Will Hill

No. 35
- Position: Safety

Personal information
- Born: March 5, 1963 (age 63) Vero Beach, Florida, U.S.
- Listed height: 6 ft 0 in (1.83 m)
- Listed weight: 200 lb (91 kg)

Career information
- High school: Vero Beach
- College: Bishop
- NFL draft: 1987: undrafted

Career history
- Cleveland Browns (1987–1988); Kansas City Chiefs (1990)*;
- * Offseason or practice squad member only
- Stats at Pro Football Reference

= Will Hill (defensive back, born 1963) =

American football player (born 1968)

Willie Jay Hill (born March 5, 1963) is an American former professional football safety who played for the Cleveland Browns of the National Football League (NFL). He played college football for the Bishop Tigers.

==Early life==
Willie Jay Hill was born on March 5, 1963, in Vero Beach, Florida. He attended Vero Beach High School.

==College career==
Hill enrolled at Ranger College for the 1982 junior college football season. He transferred to Bishop College to play for the Tigers. He was a member of the Tigers from 1983 to 1986 and recorded 24 career interceptions. Hill earned Southwestern Athletic Conference all-star honors as a senior in 1986.

==Professional career==
After going undrafted in the 1987 NFL draft, Hill signed with the Cleveland Browns on May 4. He was placed on injured reserve on September 1, where he spent the entire 1987 season.
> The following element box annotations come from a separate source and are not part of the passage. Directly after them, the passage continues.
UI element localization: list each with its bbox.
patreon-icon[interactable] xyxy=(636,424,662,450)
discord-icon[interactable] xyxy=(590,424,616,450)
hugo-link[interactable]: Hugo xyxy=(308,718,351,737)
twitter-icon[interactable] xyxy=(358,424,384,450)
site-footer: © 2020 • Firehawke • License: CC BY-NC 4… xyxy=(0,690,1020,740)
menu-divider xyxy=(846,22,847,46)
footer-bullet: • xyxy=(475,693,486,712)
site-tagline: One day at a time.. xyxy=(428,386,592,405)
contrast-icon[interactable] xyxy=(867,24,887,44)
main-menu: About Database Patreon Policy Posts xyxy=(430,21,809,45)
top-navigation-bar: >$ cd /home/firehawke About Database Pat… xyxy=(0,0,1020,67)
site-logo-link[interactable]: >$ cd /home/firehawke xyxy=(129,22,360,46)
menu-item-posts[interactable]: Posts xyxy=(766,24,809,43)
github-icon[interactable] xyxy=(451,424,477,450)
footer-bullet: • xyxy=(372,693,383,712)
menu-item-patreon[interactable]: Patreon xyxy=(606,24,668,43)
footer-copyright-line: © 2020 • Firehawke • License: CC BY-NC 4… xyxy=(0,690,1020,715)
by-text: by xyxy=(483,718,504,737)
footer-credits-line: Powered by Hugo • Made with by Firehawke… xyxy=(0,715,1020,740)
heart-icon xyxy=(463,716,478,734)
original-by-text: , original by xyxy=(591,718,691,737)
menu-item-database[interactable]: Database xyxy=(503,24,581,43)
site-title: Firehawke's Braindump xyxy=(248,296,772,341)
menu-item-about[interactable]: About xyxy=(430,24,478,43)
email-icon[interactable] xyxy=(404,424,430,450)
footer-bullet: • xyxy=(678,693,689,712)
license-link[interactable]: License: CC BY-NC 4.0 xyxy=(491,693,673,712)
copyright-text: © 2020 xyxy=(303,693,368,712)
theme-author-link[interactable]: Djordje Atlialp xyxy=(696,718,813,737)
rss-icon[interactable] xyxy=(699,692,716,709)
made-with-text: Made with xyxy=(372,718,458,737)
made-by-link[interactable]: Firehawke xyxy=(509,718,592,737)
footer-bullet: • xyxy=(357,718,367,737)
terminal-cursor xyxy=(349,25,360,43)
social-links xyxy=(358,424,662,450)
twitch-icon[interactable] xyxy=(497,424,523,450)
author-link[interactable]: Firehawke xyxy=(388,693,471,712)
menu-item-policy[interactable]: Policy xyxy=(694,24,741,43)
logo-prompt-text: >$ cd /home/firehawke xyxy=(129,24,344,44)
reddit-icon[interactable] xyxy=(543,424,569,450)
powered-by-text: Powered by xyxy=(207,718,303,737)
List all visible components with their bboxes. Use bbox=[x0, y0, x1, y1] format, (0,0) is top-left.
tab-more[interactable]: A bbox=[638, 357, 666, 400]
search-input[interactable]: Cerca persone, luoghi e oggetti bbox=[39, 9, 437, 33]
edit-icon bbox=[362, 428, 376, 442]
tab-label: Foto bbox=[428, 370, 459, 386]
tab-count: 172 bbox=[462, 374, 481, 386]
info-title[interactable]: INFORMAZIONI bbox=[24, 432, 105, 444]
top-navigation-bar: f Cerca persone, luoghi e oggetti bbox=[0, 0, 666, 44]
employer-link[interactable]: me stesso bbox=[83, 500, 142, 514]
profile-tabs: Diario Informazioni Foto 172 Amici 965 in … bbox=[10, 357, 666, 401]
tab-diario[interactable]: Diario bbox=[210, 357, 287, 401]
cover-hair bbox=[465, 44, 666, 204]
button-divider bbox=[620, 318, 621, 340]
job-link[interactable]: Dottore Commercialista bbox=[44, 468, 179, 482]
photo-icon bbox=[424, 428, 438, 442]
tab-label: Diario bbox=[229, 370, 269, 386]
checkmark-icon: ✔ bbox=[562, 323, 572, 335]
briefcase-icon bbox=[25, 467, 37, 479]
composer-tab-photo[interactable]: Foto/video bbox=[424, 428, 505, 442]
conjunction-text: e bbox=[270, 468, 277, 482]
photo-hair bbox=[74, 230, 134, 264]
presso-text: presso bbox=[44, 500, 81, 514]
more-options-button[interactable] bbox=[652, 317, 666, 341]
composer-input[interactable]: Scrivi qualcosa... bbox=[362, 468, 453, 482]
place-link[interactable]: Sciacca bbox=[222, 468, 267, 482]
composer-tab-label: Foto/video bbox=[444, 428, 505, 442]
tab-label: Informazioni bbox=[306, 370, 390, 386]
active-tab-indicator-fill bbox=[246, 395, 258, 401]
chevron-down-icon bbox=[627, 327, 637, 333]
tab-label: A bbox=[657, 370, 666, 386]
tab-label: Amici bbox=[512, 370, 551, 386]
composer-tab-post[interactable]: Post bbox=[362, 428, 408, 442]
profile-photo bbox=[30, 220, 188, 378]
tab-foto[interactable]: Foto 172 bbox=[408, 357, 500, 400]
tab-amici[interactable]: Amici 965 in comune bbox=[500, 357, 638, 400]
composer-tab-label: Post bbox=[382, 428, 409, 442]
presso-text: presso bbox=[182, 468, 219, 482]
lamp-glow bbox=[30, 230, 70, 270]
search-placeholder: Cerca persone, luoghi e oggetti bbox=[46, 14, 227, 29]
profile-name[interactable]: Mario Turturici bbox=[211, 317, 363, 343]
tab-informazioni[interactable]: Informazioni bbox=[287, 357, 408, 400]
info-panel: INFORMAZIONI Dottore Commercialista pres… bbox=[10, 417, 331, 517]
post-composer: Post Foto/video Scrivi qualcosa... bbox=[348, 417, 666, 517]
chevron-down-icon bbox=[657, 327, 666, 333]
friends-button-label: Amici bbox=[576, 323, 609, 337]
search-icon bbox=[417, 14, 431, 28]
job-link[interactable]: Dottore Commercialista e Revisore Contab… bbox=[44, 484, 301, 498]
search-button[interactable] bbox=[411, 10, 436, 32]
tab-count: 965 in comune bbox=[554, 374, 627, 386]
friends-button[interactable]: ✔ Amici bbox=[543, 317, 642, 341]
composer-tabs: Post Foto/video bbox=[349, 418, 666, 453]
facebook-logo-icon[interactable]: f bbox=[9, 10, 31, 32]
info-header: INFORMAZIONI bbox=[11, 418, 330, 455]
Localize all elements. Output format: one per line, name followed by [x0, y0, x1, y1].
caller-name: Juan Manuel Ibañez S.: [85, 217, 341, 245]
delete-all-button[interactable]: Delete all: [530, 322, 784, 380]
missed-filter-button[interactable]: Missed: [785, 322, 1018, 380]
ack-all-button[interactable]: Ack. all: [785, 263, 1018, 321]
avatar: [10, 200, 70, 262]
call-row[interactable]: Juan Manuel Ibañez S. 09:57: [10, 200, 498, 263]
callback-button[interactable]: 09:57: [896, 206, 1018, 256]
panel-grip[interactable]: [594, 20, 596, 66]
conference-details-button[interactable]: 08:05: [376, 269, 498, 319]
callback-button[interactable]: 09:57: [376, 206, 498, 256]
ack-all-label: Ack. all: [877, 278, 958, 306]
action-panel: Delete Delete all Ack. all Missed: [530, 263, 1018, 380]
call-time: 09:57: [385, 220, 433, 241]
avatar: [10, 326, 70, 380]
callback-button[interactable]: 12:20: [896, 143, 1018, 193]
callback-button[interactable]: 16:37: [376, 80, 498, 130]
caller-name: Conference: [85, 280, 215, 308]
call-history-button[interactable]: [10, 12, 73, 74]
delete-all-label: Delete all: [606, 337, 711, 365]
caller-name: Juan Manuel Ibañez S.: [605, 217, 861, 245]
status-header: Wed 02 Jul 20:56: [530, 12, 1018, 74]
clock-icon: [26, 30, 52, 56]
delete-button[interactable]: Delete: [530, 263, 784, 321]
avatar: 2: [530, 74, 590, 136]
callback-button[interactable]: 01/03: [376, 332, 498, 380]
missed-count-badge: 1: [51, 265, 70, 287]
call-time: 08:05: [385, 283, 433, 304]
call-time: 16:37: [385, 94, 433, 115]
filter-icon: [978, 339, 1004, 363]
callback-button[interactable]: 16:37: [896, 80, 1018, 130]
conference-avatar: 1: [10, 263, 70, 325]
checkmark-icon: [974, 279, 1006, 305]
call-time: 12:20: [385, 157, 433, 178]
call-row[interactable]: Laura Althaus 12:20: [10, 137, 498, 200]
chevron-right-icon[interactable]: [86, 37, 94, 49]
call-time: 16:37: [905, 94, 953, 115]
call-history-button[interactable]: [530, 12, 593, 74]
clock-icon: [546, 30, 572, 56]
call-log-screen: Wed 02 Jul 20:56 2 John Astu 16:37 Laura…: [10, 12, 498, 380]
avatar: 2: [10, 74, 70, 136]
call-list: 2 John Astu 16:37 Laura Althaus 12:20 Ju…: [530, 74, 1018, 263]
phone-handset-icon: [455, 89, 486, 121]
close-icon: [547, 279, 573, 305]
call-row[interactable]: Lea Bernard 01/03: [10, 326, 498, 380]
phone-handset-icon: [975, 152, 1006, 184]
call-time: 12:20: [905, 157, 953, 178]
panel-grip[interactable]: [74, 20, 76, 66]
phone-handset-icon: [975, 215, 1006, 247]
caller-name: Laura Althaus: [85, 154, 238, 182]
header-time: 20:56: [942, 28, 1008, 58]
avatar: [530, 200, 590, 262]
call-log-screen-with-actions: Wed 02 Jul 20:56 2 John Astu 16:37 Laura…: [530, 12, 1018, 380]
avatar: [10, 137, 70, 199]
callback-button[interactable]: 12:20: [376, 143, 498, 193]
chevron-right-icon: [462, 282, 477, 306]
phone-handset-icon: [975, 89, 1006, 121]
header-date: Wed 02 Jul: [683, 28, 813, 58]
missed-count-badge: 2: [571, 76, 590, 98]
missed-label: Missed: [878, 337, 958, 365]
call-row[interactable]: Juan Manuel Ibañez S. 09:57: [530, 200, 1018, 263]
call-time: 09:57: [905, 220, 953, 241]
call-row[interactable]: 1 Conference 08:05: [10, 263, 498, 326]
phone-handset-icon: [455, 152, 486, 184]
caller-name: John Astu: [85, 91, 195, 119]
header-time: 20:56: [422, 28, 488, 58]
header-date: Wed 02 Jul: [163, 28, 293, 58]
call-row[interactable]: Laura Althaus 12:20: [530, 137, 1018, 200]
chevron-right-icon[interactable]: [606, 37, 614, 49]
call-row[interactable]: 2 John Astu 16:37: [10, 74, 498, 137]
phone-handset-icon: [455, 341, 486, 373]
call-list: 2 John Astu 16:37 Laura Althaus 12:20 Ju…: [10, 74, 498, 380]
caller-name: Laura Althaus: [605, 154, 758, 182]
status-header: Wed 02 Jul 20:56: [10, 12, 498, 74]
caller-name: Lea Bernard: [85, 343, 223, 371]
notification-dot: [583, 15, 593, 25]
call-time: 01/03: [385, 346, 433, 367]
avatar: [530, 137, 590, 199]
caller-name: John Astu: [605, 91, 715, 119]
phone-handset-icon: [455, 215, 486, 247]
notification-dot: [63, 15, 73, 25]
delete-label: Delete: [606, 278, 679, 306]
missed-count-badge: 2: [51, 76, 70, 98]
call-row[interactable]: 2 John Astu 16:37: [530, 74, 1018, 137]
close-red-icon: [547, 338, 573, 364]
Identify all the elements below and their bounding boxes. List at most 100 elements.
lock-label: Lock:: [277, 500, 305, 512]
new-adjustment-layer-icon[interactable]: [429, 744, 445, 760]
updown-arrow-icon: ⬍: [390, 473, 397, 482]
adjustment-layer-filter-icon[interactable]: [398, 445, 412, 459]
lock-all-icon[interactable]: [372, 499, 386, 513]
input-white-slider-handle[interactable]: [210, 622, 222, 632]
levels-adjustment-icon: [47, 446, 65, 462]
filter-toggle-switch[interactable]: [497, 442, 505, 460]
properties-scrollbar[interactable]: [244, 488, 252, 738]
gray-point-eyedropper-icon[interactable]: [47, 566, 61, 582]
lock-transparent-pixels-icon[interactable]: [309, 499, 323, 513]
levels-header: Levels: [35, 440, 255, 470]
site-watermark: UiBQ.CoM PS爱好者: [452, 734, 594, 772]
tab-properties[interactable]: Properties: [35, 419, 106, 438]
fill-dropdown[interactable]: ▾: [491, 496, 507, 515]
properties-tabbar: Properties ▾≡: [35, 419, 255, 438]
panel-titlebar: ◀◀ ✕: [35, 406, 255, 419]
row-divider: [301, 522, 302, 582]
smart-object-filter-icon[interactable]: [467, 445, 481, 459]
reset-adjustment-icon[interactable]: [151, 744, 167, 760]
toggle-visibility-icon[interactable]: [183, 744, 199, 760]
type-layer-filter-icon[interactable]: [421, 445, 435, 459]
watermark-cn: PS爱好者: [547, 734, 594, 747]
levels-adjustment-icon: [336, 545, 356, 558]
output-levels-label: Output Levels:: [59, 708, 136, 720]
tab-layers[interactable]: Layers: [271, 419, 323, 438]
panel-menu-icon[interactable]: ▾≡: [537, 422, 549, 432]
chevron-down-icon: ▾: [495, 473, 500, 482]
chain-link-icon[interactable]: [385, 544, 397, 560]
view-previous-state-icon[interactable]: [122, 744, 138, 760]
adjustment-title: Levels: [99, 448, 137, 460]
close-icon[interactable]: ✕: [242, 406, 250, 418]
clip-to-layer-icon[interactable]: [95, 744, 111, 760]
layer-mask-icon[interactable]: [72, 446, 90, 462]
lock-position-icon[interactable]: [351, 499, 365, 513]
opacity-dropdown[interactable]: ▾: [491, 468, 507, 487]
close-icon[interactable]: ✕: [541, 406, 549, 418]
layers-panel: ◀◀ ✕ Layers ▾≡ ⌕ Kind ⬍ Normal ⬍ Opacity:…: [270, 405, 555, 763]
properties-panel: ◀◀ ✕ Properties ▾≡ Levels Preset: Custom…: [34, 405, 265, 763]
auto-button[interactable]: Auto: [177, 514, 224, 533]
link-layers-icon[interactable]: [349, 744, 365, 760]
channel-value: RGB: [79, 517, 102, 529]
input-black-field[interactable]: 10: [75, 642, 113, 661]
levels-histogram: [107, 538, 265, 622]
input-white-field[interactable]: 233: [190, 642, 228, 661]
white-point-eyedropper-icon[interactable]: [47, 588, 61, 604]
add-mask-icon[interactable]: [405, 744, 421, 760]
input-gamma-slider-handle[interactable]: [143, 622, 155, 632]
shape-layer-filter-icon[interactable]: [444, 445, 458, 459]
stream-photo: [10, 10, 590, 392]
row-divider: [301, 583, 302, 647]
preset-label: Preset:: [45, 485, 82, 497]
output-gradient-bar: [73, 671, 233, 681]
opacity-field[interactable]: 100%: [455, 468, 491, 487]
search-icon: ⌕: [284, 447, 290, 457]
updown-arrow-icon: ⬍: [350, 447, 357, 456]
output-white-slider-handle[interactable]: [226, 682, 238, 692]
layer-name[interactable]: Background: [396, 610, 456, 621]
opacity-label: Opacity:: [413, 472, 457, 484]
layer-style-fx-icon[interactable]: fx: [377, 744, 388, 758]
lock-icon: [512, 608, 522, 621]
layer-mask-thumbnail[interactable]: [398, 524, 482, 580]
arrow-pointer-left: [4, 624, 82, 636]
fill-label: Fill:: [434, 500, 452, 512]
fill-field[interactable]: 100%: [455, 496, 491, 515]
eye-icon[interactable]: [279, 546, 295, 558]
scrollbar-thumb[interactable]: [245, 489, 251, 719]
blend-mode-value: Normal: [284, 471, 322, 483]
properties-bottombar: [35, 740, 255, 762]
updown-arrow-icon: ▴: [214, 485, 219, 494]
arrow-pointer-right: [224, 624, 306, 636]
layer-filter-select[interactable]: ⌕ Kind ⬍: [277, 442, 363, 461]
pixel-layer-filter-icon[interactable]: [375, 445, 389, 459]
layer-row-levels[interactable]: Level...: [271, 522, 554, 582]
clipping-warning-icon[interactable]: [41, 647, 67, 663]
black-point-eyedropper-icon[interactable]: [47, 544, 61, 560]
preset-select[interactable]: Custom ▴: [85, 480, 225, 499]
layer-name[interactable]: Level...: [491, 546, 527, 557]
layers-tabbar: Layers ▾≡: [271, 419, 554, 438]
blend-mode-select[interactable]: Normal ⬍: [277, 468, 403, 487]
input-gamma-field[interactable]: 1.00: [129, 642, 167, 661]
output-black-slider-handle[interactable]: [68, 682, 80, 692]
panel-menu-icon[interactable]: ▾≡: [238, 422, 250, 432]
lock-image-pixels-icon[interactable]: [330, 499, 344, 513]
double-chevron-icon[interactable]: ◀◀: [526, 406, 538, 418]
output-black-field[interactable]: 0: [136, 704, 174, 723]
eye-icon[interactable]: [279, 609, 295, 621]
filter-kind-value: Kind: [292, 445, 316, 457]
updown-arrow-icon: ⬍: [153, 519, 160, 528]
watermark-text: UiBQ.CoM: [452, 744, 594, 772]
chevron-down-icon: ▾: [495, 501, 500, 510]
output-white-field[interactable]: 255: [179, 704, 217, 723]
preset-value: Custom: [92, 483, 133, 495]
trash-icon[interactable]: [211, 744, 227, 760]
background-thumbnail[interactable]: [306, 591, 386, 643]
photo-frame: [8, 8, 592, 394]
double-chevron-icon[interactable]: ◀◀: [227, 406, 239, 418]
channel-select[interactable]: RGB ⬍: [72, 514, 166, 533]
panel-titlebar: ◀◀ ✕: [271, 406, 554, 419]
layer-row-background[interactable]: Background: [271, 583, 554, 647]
He played in all 16 games, starting one, for the Browns at strong safety in 1988, recording one sack and one fumble recovery. Hill also started one playoff game. He was released on August 30, 1989, after the fourth of five preseason games.

Hill was signed by the Kansas City Chiefs on February 15, 1990. He was released on August 28, 1990, after the third preseason game.